There are things that I was emphasizing yesterday which I’m not emphasizing today.
This is a good time to mention: My articles are not all in chronological order. Sometimes red-hot news interrupts the publishing schedule. That can throw off the ability to schedule.
So please don’t approach my articles as if they are an unfolding narrative in tight chronological sequence. That’s the case about 70% of the time; in 30%, I’ve had to juggle.
Thank you. I feel lighter having communicated that.
If I don’t emphasize those things today, it’s as if they cease to exist until I re-create them again in some way and connection.
I think we think that “personality” and “character” are continuous. I don’t think they are. Creatures of habit that we are, we buy, just as if we were at a department store, certain lines of behavior. Ironically, those, I think, prove to be more enduring than our “personality,” which changes from day to day.
Lines of behavior persist but the reasons for resorting to them vary. It’s as if we search around for any convincing reason – a value, a principle, a trauma – to justify the behavioral response we decided on long ago. We just keep reacting and reacting and reacting in the same habitual way – and justifying it.
That is a vasana, for sure; a core issue, a deeper motivation.
We think of our “personality” as a repository of traits and values. I think that’s what it should be. I’d like to see it become our spiritual resume – like our aura is – again.
Our 3D thinking pays no attention to the personality and it gets what it wants by relying on lines of behavior, approaches, strategies.
It has the moves. It knows what to say. It knows how to close the deal.
The values of the personality are bent, after the fact, to the service of habitual behavior patterns.
Our 3D thinking is almost-exclusively concerned with its own survival and the survival of everything with which it identities.
Its 3D view is that life is a struggle for survival in which only the fittest survive. Historians and Sociologists call this view Social Darwinism.
On the one hand, the lines of behavior, strategies, and approaches, insofar as they are bent in the service of manipulation of others and gratification of the self, need to be let go of. We need to just stop. There’s no need to put anything in their place. Just don’t keep doing them.
On the other hand, acting according to divine traits invites enlightenment. And divine values won’t lead us astray. So I have no objection to “personality.” I do have on objection to behaving as if life is a struggle for survival.
I’ve spent time on higher dimensions. (1) Never have I encountered such an idea as Social Darwinism. I think they’d be mildly amused if I asked. Only love, bliss, and peace are being shared in those environs. No hatred or even mild displeasure.
When you float on your back in a pool, all your attention goes to seeing that water doesn’t go down your mouth and nose, right? When you’re immersed in an ocean of love, all trace of care and concern disappears from you. Everything dissolves in love – worry, hope, and fear; vasanas and ego.
AND that kind of love satisfies every need and want. There’s no downside to it and no end to the upside.
When you exist in an ocean of love in which no thought of harm could possibly arise, you become very much aware that you co-created this environment.

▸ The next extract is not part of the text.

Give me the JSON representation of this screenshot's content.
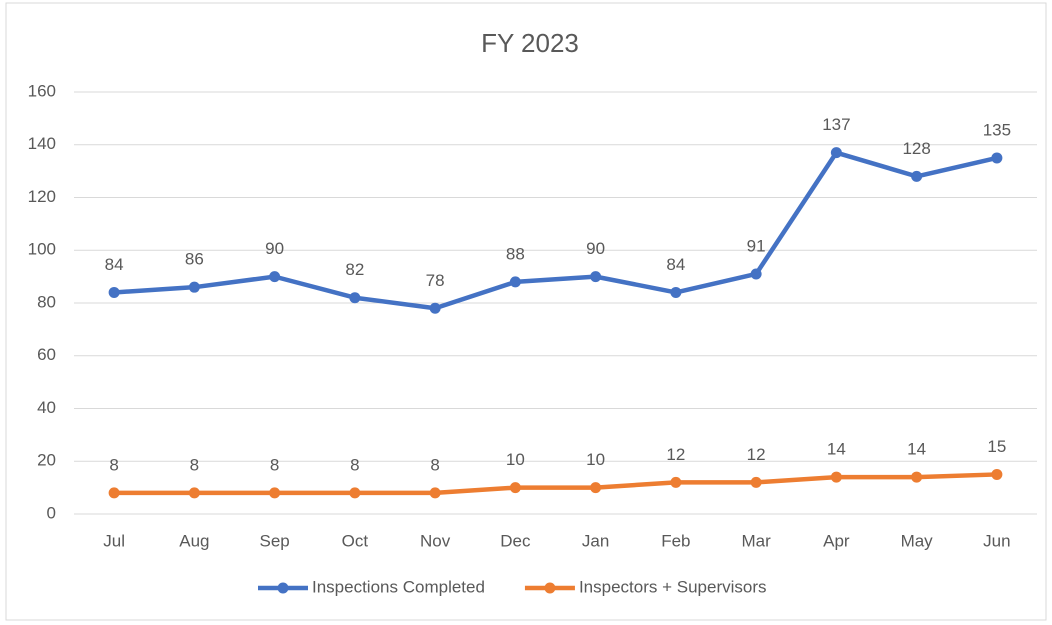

And so have – and are – numberless others, co-creating this very 5D atmosphere in which all want and need disappear.
Being permanently immersed in this higher-dimensional ocean of love is total release. (2) It is mukti, moksha, and Ascension.
(1) In the spiritual experiences I call the Silver Bullet, 7th-Dimensional experience of doing without doing at Vipassana meditation retreat, the 1987 vision, 2015 4th-chakra heart opening, 2018 sight of the Self at Xenia, etc., all temporary glimpses only. In the Silver Bullet, a moment of love collided with a realization about the nature of light. The crossroads of light and love. I ended up knowing without the shadow of a doubt that I was God but could not remember the name of the body. The experience faded within an hour.
(2) I just spent some time in it and then lost te connection, which is normal before Sahaja Samadhi.